Unlike the monopolistic, corporate suppliers of produce to U.S. supermarkets, I don’t think our government realizes how much their Pennsylvania constituents depend on Mexico.
The only bell peppers, garlic (not good), avocados and tomatoes I could find in the supermarket here were all from Mexico. I know local farmers grow these items because you can see them for sale at roadside vendors’ tables in the summer. Winter is coming.
My experience has been that if you have peppers, onions and garlic whatever meal you make with them will taste good, not just Italian.

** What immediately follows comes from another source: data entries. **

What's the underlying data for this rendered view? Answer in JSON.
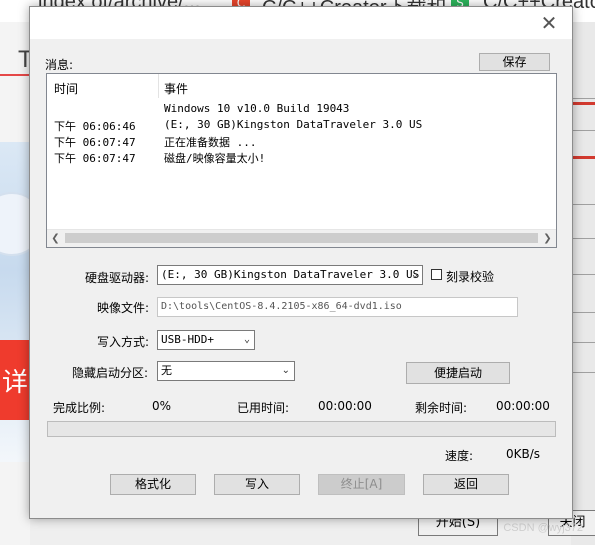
{
  "background": {
    "tabs": [
      "index of/archive/...",
      "C",
      "C/C++Creator下载和...",
      "S",
      "C/C++Creator M"
    ],
    "left_letter": "T",
    "left_banner_char": "详",
    "bottom_buttons": [
      "开始(S)",
      "关闭"
    ],
    "watermark": "CSDN @wyj372"
  },
  "dialog": {
    "close_glyph": "✕",
    "messages_label": "消息:",
    "save_button": "保存",
    "log": {
      "col_time": "时间",
      "col_event": "事件",
      "rows": [
        {
          "time": "",
          "event": "Windows 10 v10.0 Build 19043"
        },
        {
          "time": "下午 06:06:46",
          "event": "(E:, 30 GB)Kingston DataTraveler 3.0 US"
        },
        {
          "time": "下午 06:07:47",
          "event": "正在准备数据 ..."
        },
        {
          "time": "下午 06:07:47",
          "event": "磁盘/映像容量太小!"
        }
      ]
    },
    "drive_label": "硬盘驱动器:",
    "drive_value": "(E:, 30 GB)Kingston DataTraveler 3.0 US",
    "verify_label": "刻录校验",
    "verify_checked": false,
    "image_label": "映像文件:",
    "image_value": "D:\\tools\\CentOS-8.4.2105-x86_64-dvd1.iso",
    "write_method_label": "写入方式:",
    "write_method_value": "USB-HDD+",
    "hidden_partition_label": "隐藏启动分区:",
    "hidden_partition_value": "无",
    "quick_boot_button": "便捷启动",
    "progress_label": "完成比例:",
    "progress_value": "0%",
    "progress_fraction": 0,
    "elapsed_label": "已用时间:",
    "elapsed_value": "00:00:00",
    "remaining_label": "剩余时间:",
    "remaining_value": "00:00:00",
    "speed_label": "速度:",
    "speed_value": "0KB/s",
    "buttons": {
      "format": "格式化",
      "write": "写入",
      "abort": "终止[A]",
      "back": "返回"
    }
  }
}
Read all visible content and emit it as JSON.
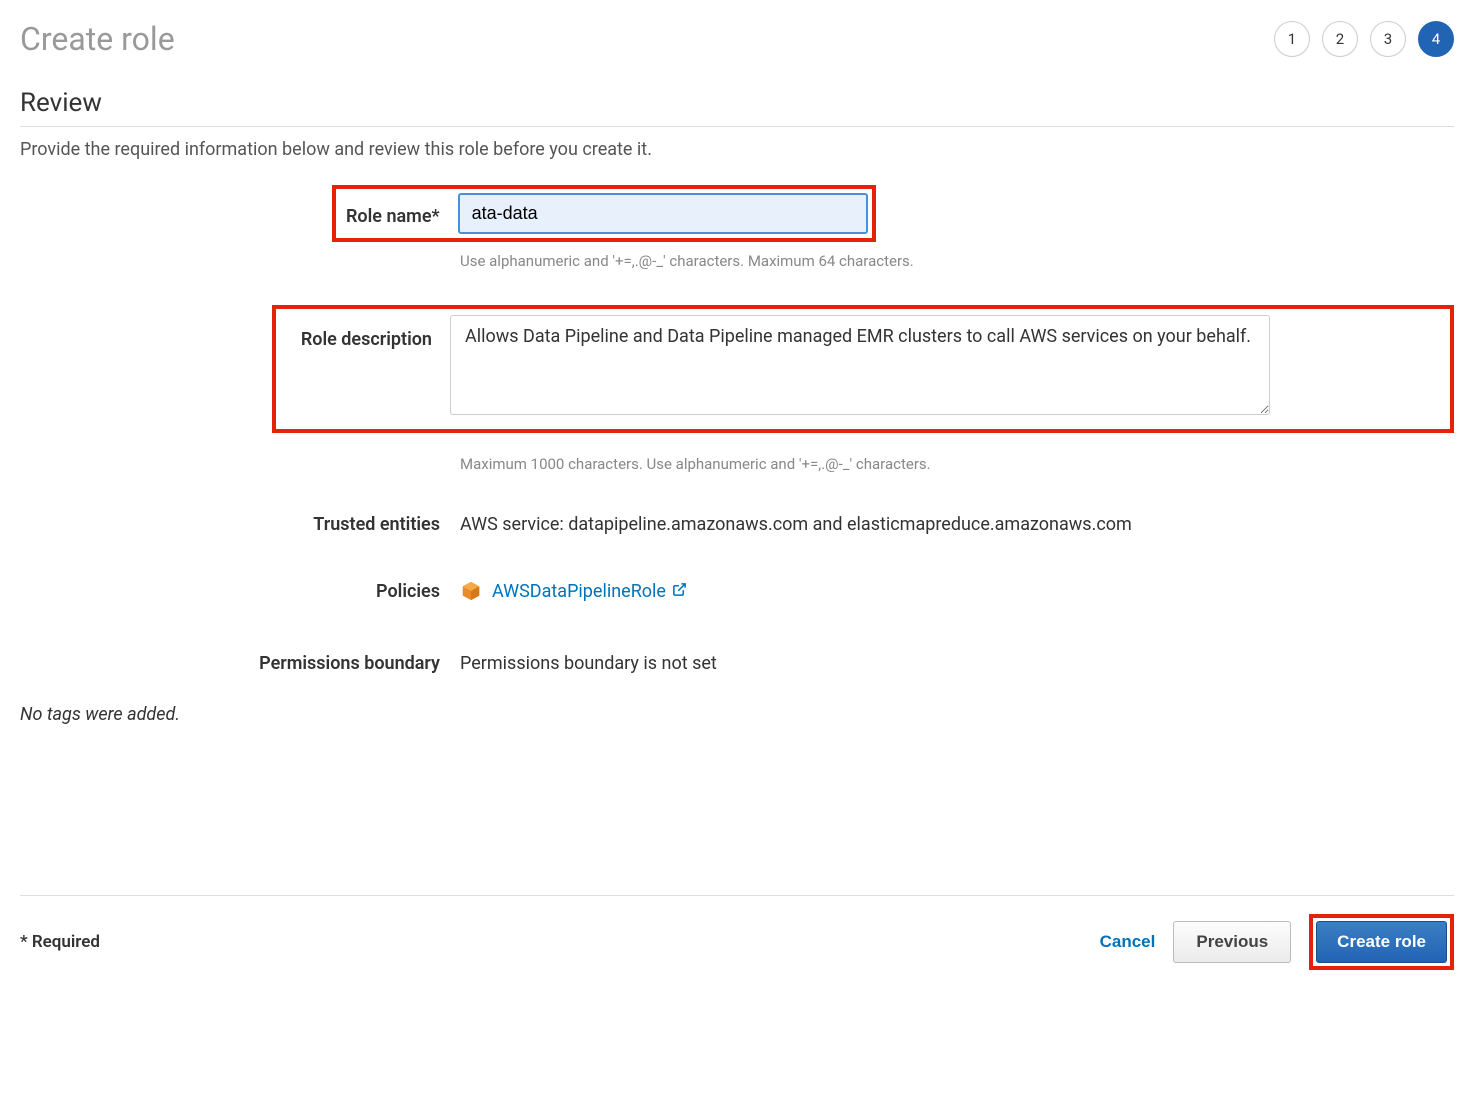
{
  "page": {
    "title": "Create role",
    "steps": [
      "1",
      "2",
      "3",
      "4"
    ],
    "activeStep": 3
  },
  "section": {
    "title": "Review",
    "subtitle": "Provide the required information below and review this role before you create it."
  },
  "form": {
    "roleName": {
      "label": "Role name*",
      "value": "ata-data",
      "hint": "Use alphanumeric and '+=,.@-_' characters. Maximum 64 characters."
    },
    "roleDescription": {
      "label": "Role description",
      "value": "Allows Data Pipeline and Data Pipeline managed EMR clusters to call AWS services on your behalf.",
      "hint": "Maximum 1000 characters. Use alphanumeric and '+=,.@-_' characters."
    },
    "trustedEntities": {
      "label": "Trusted entities",
      "value": "AWS service: datapipeline.amazonaws.com and elasticmapreduce.amazonaws.com"
    },
    "policies": {
      "label": "Policies",
      "link": "AWSDataPipelineRole"
    },
    "permissionsBoundary": {
      "label": "Permissions boundary",
      "value": "Permissions boundary is not set"
    }
  },
  "tags": {
    "note": "No tags were added."
  },
  "footer": {
    "requiredNote": "* Required",
    "cancel": "Cancel",
    "previous": "Previous",
    "create": "Create role"
  }
}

Omelette, yes. Gumbo, yes. Pot roast, yes. Anything! You don’t really need a plan. Just start sauteing them in olive oil and something will pop into your head. If it doesn’t, don’t worry, just grab a piece of bread and eat them like that 🙂 However, my husband “don’t play that.” So…

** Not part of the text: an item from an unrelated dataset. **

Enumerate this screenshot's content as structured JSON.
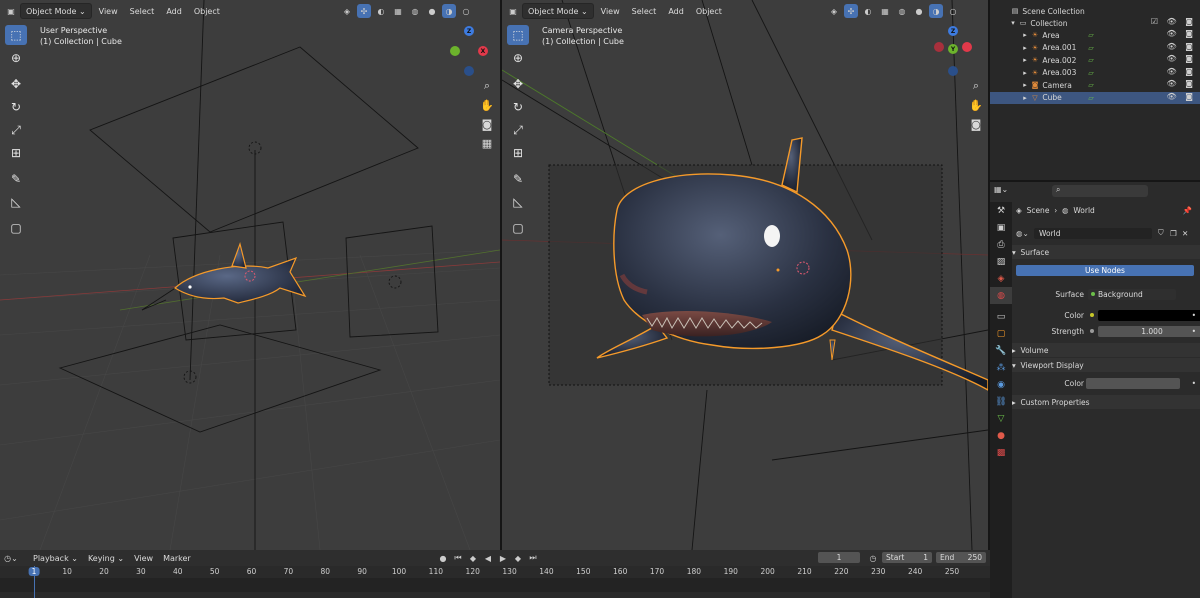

BREAD and MEAT with peppers, onions and garlic.
Italian Style Peppers and Onions
4 tbsp olive oil
4-5 garlic cloves, slivered
2 large onions, sliced
2 large green bell peppers, cut into strips
2 large red bell peppers, cut into strips
Crushed red pepper (optional)
Heat the olive oil in a large skillet, add the vegetables and saute until the onion is soft and the peppers are a little over crisp tender. Shake in some crushed red pepper if liked.

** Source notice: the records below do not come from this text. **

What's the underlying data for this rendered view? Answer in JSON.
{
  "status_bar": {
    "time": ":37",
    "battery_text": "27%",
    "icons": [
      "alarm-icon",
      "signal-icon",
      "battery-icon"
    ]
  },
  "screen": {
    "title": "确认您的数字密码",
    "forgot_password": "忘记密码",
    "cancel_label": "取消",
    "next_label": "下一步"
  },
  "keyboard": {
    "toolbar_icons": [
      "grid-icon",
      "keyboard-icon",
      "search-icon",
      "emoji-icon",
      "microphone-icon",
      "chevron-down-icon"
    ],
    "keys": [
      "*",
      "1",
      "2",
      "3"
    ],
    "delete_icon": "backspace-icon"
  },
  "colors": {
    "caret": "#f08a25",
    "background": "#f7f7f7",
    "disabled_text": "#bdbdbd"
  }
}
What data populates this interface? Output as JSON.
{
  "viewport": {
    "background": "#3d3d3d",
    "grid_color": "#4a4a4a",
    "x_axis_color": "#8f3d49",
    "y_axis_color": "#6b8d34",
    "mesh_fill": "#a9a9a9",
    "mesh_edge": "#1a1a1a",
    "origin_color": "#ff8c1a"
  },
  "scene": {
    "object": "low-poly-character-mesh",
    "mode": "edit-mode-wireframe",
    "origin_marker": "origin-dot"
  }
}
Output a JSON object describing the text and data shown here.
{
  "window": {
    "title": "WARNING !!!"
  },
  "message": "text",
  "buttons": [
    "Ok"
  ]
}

I do keep wondering what all the PA (and KY and …) constituents are going to think when the crap they buy from all over the world becomes very expensive.
They’ll just have to go back to the time when America was “great” and become farmers again 😀
Well, there’s something to look forward to!
So simple, so delicious, so Italian – something which comes to our table quite often with bread, pasta or a little portion of delicious garlicky mashed potatoes😁
Garlicky mashed potatoes! A large portion 😀
I’m with your husband – I’m starring at the delicious looking sausage, wondering where it came from or what style it is…
But you made a good point about where the veggies come from in winter 🙂
Hot Italian sausage made in the region. Very nice. My husband and I can also make our own. We’re thinking of making boerwurst again from South Africa.
Great idea. I’ve made sausages myself, but I ended up eating lot while testing the mixture to see if the herbs and spices were right.
🙂
My kind of meal, I don’t like green peppers but love red and yellow ones. Even here in sunny California , a lot of our food is being imported from Mexico.
That’s unconscionable! I grew up in California eating the fruits and vegetables grown in our own State! What are they doing with the produce grown there?
Thank goodness for local farms. Because the imports won’t be cheap!
Winter root vegetables are good and I don’t mind eating by the season; I do this in France. However, I think that the rise in price of imports will also create a rise in price of local vegetables also. As it is, the local vegetables here are not cheap.
I agree. Big reason we have a veg garden. Saves us a lot once the veg comes in.
The sausage grilling shot is picture of the day/week/year. Mmmmmm….
Thank you Conor. I love the way coiled sausage looks on a grill.